Basements and attics are terrifying places. That is kind of why you shouldn't have sheds either, but most Tucson homes do not have basements or attics. Things sort of marry each other and birth horrible, misshapen things.
But you have to USE them that is how it works.
The worst thing our basement in Baltimore ever was filled with was about two inches of poop and water. We had an overflowing toilet that turned out to be like roots from the line to the house. The husband (bless his heart) decided Roto Rooter was not an option. He got his own machine they are really hard to use, he wound up wrapping it around one leg and drawing blood. .AFTER that, when pulling it out, he uh, well, it was unfortunate but he good poop in his MOUTH. Also the machine was like rented by the hour or something (that is NEVER good) so he was in a super hurry. He called me on the way to return it to tell me his sad, and sorry tale.

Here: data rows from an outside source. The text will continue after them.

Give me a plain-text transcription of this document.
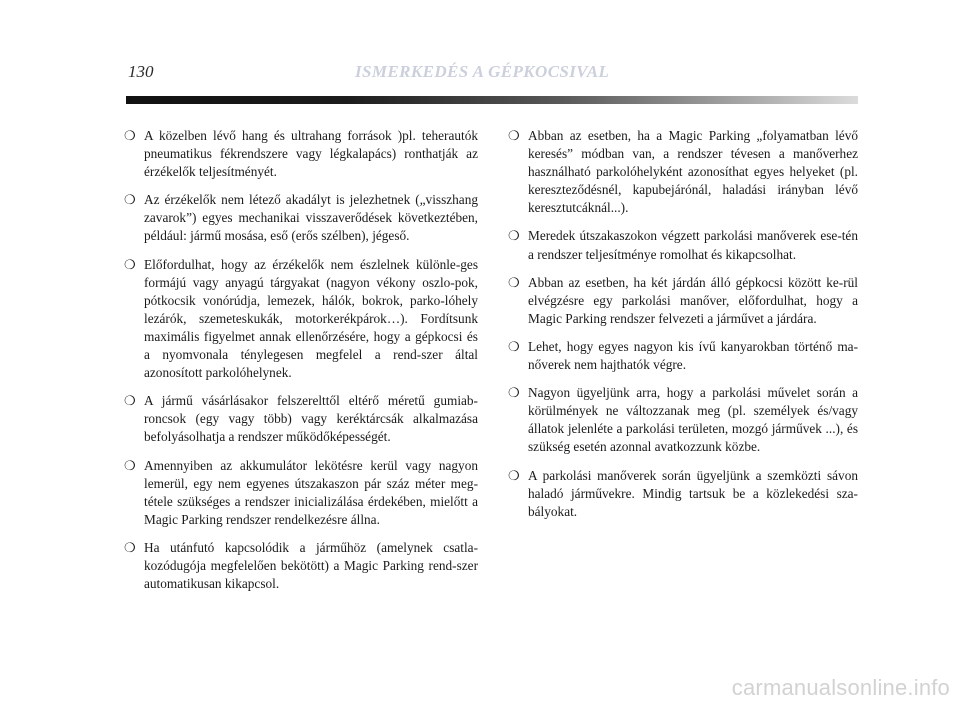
130	ISMERKEDÉS A GÉPKOCSIVAL
❍ A közelben lévő hang és ultrahang források )pl. teherautók pneumatikus fékrendszere vagy légkalapács) ronthatják az érzékelők teljesítményét.
❍ Az érzékelők nem létező akadályt is jelezhetnek („visszhang zavarok”) egyes mechanikai visszaverődések következtében, például: jármű mosása, eső (erős szélben), jégeső.
❍ Előfordulhat, hogy az érzékelők nem észlelnek különle-ges formájú vagy anyagú tárgyakat (nagyon vékony oszlo-pok, pótkocsik vonórúdja, lemezek, hálók, bokrok, parko-lóhely lezárók, szemeteskukák, motorkerékpárok…). Fordítsunk maximális figyelmet annak ellenőrzésére, hogy a gépkocsi és a nyomvonala ténylegesen megfelel a rend-szer által azonosított parkolóhelynek.
❍ A jármű vásárlásakor felszerelttől eltérő méretű gumiab-roncsok (egy vagy több) vagy keréktárcsák alkalmazása befolyásolhatja a rendszer működőképességét.
❍ Amennyiben az akkumulátor lekötésre kerül vagy nagyon lemerül, egy nem egyenes útszakaszon pár száz méter meg-tétele szükséges a rendszer inicializálása érdekében, mielőtt a Magic Parking rendszer rendelkezésre állna.
❍ Ha utánfutó kapcsolódik a járműhöz (amelynek csatla-kozódugója megfelelően bekötött) a Magic Parking rend-szer automatikusan kikapcsol.
❍ Abban az esetben, ha a Magic Parking „folyamatban lévő keresés” módban van, a rendszer tévesen a manőverhez használható parkolóhelyként azonosíthat egyes helyeket (pl. kereszteződésnél, kapubejárónál, haladási irányban lévő keresztutcáknál...).
❍ Meredek útszakaszokon végzett parkolási manőverek ese-tén a rendszer teljesítménye romolhat és kikapcsolhat.
❍ Abban az esetben, ha két járdán álló gépkocsi között ke-rül elvégzésre egy parkolási manőver, előfordulhat, hogy a Magic Parking rendszer felvezeti a járművet a járdára.
❍ Lehet, hogy egyes nagyon kis ívű kanyarokban történő ma-nőverek nem hajthatók végre.
❍ Nagyon ügyeljünk arra, hogy a parkolási művelet során a körülmények ne változzanak meg (pl. személyek és/vagy állatok jelenléte a parkolási területen, mozgó járművek ...), és szükség esetén azonnal avatkozzunk közbe.
❍ A parkolási manőverek során ügyeljünk a szemközti sávon haladó járművekre. Mindig tartsuk be a közlekedési sza-bályokat.
carmanualsonline.info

I am afraid I busted up laughing. I also said, "Honey, I love you no one has ever LITERALLY eaten s

t for me before!!! Thank you so much!" It was like brand new too, so I made sure to point out it was likely not OUR waste he had consumed.
We were living together I think that may have like, uh, delayed the proposal a few months. LOL.
I felt SO bad when I came home and saw the uh "Floor" or rather did NOT see the floor of the attic, I actually mopped it all up, I was like "Oh dear, that POOR man."
The words escaped my mouth before I could suck them back in. He was mollified slightly by my mopping though.
Still: tenuous moment. It's really WRONG to make something like that like WORSE.
It still remains one of my favorite stories though. I got the offer anyway I guess the husband was like, "Surely this is the worst it can get with this woman."
How little he knew. How little we both knew. If everyone could see ALL the future at once this planet would be EMPTY man.